A string of internal emails between Bell Mobility employees submitted to the court showed that the company was worried that the 911 charges were likely to lead to a lawsuit.

“We are getting complaints now, and if someone decides to launch a class action lawsuit we would have no reasonable grounds to defend the charge,” read one of the emails from 2007.

Nevertheless, once the lawsuit was filed, Bell Mobility “used every defence available to them in law to dispute this,” said Ken Landy, the Toronto-based lawyer who represented the Andersons and the other Bell Mobility customers.

Bell Mobility argued that though it was charging a 911 service fee, its contracts didn’t state that it would provide the service.

“A close reading of the Bell Mobility Service Agreement does indeed reveal that Bell Mobility has not expressly agreed to provide any service whatsoever. Rather, it has very cleverly drafted the service agreement to give the impression that it will provide a 911 emergency service under the heading ‘What we’ll provide to you,’” wrote Veale.

But to apply such a literal definition was unreasonable, he concluded.

“The literal interpretation results in the absurdity that a Bell Mobility subscriber has signed a contract to pay a monthly invoice for a 911 emergency service fee that Bell Mobility has not agreed to provide,” wrote Veal.

Bell Mobility started charging for 911 services on some of its plans in 2001.

It began offering service in the Yukon and the Northwest Territories three years later, and extended service to Nunavut a few years after that.

When James Anderson took out a contract with Bell Mobility in 2005, he complained about the 911 charge, but, because they were the only major cellphone provider in Yellowknife - having bought out NorthwesTel Mobility Inc. that same year - he didn’t have much of a choice.

“You either paid the monthly fee or you didn’t get a phone,” said Anderson in a previous interview. “Yes, I knew there was a charge. I didn’t agree with the charge, but if you didn’t pay it you couldn’t take out a cell plan with Bell.”

When someone in the North outside Whitehorse calls 911, the call gets routed to a recorded message:

“There are no 911 services in this area. Please hang up and dial the emergency number for your area. Or hang up and dial zero to reach an operator.”

But there are no operators on Bell Mobility’s network, in the North or anywhere else in the country.

Bell Mobility stopped charging 911 service fees for new contracts in 2009, two years after the lawsuit was launched.

Although Bell denied that there is any connection between that change to the service agreement and the lawsuit, Veale didn’t buy it.

“I find that it is reasonable to infer that the filing of the class action precipitated the decision to stop charging the 911 fee,” he wrote.

Although Veale found the company liable for the money it collected for the 911 charges, he stopped short of awarding punitive damages.

Exactly how much Bell is going to be on the hook for hasn’t yet been worked out.

Bell claims to not have very good records, which isn’t surprising, said Landy.

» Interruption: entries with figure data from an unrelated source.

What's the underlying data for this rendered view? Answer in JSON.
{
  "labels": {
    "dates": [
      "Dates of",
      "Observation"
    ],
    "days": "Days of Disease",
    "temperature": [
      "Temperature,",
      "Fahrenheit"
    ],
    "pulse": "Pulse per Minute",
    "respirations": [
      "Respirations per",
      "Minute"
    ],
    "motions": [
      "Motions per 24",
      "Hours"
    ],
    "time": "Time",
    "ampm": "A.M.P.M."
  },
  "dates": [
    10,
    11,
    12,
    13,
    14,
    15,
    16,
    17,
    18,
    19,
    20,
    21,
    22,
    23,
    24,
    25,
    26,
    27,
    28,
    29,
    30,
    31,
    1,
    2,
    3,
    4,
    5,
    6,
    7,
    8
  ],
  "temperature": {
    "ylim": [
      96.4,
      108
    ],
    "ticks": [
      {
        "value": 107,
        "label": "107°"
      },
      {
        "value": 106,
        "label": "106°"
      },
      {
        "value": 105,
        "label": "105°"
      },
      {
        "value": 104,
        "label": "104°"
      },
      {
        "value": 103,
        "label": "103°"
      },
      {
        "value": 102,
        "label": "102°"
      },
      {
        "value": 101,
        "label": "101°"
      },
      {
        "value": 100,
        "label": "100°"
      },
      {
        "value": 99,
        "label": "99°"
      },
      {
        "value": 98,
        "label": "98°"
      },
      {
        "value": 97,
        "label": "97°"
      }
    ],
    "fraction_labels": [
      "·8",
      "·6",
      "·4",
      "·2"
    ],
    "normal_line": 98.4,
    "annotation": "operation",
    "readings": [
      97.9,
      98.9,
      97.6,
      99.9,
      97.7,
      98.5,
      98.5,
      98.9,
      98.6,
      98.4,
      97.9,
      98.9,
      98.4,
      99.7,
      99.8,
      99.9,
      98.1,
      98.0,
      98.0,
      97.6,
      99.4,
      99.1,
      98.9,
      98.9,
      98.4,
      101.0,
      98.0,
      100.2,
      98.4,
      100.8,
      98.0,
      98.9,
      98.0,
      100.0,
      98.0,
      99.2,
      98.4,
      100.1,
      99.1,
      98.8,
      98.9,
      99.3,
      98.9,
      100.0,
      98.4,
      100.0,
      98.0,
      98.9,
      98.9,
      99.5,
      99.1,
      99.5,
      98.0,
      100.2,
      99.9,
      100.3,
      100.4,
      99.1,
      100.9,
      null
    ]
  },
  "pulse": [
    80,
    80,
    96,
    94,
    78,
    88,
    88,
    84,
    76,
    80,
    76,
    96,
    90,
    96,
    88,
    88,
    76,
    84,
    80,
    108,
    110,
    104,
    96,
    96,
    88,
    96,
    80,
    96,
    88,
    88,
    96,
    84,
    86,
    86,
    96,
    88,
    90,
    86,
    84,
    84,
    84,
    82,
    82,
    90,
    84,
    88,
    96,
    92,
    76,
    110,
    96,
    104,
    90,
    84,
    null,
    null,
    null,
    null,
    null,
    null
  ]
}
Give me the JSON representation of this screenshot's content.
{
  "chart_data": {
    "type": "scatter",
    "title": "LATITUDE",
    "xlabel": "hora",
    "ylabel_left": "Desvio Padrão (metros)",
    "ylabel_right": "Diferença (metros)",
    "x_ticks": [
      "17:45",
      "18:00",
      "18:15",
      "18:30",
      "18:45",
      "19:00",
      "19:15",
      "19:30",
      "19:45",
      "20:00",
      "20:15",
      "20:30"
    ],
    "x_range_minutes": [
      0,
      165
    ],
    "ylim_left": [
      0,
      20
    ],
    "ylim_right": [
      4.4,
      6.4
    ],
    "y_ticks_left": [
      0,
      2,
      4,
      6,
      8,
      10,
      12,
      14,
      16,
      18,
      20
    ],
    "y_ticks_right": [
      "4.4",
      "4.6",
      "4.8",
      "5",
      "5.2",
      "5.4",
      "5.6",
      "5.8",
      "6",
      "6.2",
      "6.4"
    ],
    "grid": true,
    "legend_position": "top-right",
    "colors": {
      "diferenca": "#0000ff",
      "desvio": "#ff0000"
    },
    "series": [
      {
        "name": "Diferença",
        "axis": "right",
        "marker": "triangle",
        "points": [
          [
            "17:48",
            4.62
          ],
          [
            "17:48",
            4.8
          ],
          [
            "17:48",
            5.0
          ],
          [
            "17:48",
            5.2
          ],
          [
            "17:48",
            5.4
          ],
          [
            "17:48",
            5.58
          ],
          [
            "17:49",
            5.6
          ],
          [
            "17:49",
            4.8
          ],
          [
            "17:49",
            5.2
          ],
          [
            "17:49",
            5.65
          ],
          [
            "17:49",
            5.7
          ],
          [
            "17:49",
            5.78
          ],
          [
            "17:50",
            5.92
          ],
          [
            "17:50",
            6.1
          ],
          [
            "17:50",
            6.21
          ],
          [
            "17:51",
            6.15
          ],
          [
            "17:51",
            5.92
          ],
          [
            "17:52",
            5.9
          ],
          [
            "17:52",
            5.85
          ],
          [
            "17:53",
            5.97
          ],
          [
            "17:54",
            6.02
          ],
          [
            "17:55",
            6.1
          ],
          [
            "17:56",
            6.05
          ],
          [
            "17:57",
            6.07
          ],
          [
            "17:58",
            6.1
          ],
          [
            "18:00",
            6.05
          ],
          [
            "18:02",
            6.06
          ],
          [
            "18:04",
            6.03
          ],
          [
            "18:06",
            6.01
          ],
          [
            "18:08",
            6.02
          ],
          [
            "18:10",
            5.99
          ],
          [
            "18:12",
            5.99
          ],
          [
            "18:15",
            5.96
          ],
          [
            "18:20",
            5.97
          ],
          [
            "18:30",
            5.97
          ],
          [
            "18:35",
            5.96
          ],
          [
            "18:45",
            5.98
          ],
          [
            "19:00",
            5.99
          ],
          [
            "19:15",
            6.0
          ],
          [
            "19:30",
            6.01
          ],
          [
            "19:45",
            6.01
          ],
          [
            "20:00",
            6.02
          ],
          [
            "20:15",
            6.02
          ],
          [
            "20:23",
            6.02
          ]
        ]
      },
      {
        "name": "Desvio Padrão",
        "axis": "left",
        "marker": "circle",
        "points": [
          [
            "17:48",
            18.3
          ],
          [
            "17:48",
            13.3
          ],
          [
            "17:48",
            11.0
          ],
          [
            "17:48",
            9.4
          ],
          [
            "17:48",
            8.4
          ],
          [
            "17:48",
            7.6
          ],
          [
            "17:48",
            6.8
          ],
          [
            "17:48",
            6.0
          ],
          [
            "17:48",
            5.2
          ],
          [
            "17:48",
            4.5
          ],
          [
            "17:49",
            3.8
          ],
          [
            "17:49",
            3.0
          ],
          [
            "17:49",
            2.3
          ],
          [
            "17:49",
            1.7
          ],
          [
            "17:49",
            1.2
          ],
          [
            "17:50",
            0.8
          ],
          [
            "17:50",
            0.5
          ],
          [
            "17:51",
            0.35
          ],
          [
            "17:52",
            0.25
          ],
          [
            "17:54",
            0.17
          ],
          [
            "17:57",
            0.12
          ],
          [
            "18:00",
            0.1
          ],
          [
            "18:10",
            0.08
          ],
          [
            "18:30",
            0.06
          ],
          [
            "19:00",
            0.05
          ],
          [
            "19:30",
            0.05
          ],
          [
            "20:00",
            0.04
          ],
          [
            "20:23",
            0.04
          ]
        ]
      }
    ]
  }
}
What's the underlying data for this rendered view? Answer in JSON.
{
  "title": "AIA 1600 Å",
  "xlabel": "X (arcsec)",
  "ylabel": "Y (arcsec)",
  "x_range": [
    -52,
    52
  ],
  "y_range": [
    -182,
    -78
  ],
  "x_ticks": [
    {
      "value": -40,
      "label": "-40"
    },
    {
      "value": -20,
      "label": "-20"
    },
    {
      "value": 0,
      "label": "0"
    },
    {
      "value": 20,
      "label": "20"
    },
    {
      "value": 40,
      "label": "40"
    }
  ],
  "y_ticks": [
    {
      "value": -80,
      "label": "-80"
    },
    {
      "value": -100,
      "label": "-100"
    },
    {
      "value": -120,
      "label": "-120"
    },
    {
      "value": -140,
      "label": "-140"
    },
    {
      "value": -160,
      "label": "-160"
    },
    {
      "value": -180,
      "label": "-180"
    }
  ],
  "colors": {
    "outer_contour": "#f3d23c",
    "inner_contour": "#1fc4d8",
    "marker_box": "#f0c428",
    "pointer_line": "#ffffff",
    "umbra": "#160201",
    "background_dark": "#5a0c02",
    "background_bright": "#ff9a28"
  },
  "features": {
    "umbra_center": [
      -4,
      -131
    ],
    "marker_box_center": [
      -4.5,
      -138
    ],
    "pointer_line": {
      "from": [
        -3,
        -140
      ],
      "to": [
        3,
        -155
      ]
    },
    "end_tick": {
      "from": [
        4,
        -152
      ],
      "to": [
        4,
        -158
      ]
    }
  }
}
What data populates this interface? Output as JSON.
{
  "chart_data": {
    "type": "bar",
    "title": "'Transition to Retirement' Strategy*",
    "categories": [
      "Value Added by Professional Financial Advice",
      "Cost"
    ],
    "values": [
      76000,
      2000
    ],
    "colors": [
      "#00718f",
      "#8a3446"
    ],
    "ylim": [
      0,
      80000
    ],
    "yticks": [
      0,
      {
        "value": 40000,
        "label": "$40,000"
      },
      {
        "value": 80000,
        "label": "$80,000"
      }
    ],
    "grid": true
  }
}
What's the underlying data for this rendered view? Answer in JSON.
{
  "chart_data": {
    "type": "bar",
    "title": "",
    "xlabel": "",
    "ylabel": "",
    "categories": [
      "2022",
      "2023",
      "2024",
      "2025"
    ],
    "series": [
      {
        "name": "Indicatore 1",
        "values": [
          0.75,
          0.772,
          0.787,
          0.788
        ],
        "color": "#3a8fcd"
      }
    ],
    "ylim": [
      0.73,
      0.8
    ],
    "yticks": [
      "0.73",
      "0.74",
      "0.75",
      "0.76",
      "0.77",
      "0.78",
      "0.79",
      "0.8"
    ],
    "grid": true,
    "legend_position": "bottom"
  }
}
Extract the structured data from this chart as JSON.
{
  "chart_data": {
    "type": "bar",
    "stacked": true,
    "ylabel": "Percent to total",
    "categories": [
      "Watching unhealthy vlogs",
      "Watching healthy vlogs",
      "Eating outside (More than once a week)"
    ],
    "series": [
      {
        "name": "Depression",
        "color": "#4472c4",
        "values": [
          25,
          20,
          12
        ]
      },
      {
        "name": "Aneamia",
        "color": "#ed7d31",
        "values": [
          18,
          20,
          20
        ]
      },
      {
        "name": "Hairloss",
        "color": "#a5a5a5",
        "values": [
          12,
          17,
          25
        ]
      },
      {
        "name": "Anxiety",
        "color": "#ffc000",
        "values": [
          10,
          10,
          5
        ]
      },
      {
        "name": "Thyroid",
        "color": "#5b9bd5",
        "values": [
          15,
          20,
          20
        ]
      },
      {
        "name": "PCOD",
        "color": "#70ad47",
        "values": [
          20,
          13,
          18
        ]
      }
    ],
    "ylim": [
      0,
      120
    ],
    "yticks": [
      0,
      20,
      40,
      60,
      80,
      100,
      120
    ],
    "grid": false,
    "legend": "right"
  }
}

“Cellphone users change plans, change companies, move around, addresses change. There is some difficulty they may have in trying to pin it down, but that doesn’t excuse the fact that they need to repay money that they shouldn’t have charged based upon the judge’s findings,” he said.

Bell has a month to appeal the ruling and has given every indication that it will, said Landy, who finds this a little surprising.

“There are times from a corporate responsibility point of view that they would step up and say, ‘Based on the court’s finding we shouldn’t have done this. We want to make it right.’ But so far they have not done that.”